Buffered Write first calculates the buffer number corresponding to the block number and locks the buffer (invoking the Acquire Buffer function of the Resource Manager Module). It then checks whether the disk block to be written into is already present in the buffer. If not, the disk block has to be loaded first into the buffer. However, if the buffer is currently containing another disk block and if the disk block is dirty, then the disk block must be written back first. The buffer table entry for the buffer will help Buffered Write to determine whether the buffer is free, or if not free whether write back is required. Write Back is performed using the Disk Store function of the Device Manager Module. (Disk Store function makes another resource lock - calls the Acquire Disk function of the Resource Manager Module before disk commit is done).
Finally, after getting the buffer page free for use, Buffered Write brings the required disk block into the buffer page using the Disk Load function of the Device Manager Module. Now Buffered Write can write the data into the buffer. Since the contents of the block has been modified, Buffered Write sets the dirty bit in the buffer table entry for the buffer. Note that Write does not store the modified buffer back to the disk. The modifications are committed only when a subsequent write operation requires the buffer to be loaded with a different disk block. The OS also commits back all dirty buffers to the disk before shutdown.

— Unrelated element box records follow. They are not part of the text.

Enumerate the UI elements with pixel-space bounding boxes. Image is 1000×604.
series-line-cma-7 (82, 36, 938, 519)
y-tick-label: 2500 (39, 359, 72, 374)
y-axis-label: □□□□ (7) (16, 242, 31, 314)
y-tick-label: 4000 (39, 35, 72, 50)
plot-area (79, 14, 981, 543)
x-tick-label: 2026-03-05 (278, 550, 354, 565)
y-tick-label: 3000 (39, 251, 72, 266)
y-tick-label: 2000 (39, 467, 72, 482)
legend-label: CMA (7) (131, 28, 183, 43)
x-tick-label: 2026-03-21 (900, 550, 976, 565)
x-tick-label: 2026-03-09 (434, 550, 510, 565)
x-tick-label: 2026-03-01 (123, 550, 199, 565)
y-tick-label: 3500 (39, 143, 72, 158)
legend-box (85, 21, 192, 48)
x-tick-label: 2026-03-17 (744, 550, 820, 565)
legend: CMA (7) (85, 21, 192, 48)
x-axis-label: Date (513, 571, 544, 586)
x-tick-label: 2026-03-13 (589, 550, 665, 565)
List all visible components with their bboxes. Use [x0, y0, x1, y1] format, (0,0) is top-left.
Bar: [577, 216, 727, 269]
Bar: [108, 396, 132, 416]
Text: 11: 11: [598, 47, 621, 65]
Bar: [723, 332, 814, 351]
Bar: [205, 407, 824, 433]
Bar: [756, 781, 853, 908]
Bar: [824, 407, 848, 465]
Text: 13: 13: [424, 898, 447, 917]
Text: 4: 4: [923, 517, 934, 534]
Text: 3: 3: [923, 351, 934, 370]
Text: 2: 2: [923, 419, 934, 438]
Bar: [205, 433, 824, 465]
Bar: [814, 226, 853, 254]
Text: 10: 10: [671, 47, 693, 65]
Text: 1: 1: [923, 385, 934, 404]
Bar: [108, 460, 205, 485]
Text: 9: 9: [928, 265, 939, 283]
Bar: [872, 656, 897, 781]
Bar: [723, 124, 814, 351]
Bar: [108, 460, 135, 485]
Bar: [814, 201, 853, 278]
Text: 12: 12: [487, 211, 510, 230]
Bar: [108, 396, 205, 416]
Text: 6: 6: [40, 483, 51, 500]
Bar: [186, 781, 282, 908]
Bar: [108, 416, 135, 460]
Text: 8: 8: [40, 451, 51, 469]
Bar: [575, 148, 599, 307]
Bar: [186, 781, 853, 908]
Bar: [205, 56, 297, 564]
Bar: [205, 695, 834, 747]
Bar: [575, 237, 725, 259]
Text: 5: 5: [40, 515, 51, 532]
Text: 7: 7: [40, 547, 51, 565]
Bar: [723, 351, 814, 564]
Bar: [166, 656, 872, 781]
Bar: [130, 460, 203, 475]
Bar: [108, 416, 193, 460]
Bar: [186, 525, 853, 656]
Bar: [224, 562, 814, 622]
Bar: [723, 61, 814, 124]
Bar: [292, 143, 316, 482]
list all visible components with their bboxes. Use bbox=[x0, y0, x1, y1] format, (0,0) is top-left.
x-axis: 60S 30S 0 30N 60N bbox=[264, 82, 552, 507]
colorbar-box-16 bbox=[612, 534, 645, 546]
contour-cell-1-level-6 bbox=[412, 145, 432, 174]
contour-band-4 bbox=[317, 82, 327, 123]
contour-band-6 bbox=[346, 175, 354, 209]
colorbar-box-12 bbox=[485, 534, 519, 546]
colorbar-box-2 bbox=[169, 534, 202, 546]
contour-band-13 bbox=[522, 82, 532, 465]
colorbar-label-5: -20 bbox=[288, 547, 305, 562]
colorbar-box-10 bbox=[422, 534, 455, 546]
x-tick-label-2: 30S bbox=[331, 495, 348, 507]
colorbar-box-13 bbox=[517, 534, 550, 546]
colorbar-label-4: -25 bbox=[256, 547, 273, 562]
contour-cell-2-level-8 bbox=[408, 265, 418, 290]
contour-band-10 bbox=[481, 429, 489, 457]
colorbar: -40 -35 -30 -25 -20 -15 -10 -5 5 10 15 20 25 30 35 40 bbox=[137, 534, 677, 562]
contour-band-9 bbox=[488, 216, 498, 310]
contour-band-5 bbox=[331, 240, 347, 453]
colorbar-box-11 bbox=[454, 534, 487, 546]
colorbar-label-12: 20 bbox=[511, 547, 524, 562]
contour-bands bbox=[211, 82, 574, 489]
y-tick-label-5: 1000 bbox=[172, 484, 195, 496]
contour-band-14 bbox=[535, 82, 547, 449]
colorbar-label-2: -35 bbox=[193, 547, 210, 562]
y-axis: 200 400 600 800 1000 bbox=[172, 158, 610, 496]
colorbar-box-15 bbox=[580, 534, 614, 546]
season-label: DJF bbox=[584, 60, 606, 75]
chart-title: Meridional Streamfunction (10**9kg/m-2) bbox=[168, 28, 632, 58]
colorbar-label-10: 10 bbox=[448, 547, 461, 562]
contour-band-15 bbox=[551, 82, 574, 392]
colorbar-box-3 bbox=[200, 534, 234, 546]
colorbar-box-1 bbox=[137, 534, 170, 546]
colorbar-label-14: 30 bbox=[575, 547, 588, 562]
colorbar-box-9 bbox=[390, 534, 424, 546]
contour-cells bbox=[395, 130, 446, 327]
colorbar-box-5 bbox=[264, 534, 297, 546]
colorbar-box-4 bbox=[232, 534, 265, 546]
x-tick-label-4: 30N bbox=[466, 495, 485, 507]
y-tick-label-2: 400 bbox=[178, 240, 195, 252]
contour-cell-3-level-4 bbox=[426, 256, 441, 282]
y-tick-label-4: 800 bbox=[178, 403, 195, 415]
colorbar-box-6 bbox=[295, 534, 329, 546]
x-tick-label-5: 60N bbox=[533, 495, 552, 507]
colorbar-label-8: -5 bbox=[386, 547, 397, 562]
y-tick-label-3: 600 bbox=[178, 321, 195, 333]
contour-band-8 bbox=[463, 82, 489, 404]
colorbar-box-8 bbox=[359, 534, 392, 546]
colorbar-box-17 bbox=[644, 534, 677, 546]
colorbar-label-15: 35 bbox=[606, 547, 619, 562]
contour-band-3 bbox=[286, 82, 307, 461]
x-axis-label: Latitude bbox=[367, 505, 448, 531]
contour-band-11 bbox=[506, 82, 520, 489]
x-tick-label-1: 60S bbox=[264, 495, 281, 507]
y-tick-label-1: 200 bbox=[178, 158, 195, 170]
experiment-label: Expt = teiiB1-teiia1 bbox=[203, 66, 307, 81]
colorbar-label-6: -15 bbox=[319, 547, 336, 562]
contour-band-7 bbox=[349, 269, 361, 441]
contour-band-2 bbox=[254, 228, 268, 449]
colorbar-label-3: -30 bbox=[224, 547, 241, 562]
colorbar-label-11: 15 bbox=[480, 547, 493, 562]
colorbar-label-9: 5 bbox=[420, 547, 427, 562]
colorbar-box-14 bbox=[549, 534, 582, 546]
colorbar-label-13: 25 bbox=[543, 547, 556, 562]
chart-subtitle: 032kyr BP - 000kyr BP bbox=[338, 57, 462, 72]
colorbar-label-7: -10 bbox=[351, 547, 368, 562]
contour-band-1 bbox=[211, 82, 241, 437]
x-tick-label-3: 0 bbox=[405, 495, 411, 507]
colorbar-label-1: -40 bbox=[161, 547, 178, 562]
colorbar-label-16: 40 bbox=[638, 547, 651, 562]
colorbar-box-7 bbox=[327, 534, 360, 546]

A Read operation is similar, except that the dirty bit is not set as the page is not modified.
The execution of Read/Write system calls involves a sequence of resource acquisitions - namely inode, buffer and disk. The resources are acquired in the order Inode-buffer-disk and must be released in the reverse order when the actions are completed. This avoids circular wait - a sufficient condition for deadlock prevention.
Finally, the OS maintains an in-memory copy of all the disk data structures - viz., inode table, user table, root file and the disk free list. While the OS is running, a new user could be created or a file could be created/modified/deleted. In such cases, the update is made into the memory copy of the corresponding data structures and not the disk copy.
The OS must write back the memory copy of all disk data structures and all dirty buffers to the disk before the system is shutdown. The file system implementation described here is not crash resilient. This means, if the OS crashes before (or during) such write back, the memory-copy to disk updates may be partial and the disk data structures may end up in inconsistent state. In such case, one or more files may be corrupted and the disk may require reformatting.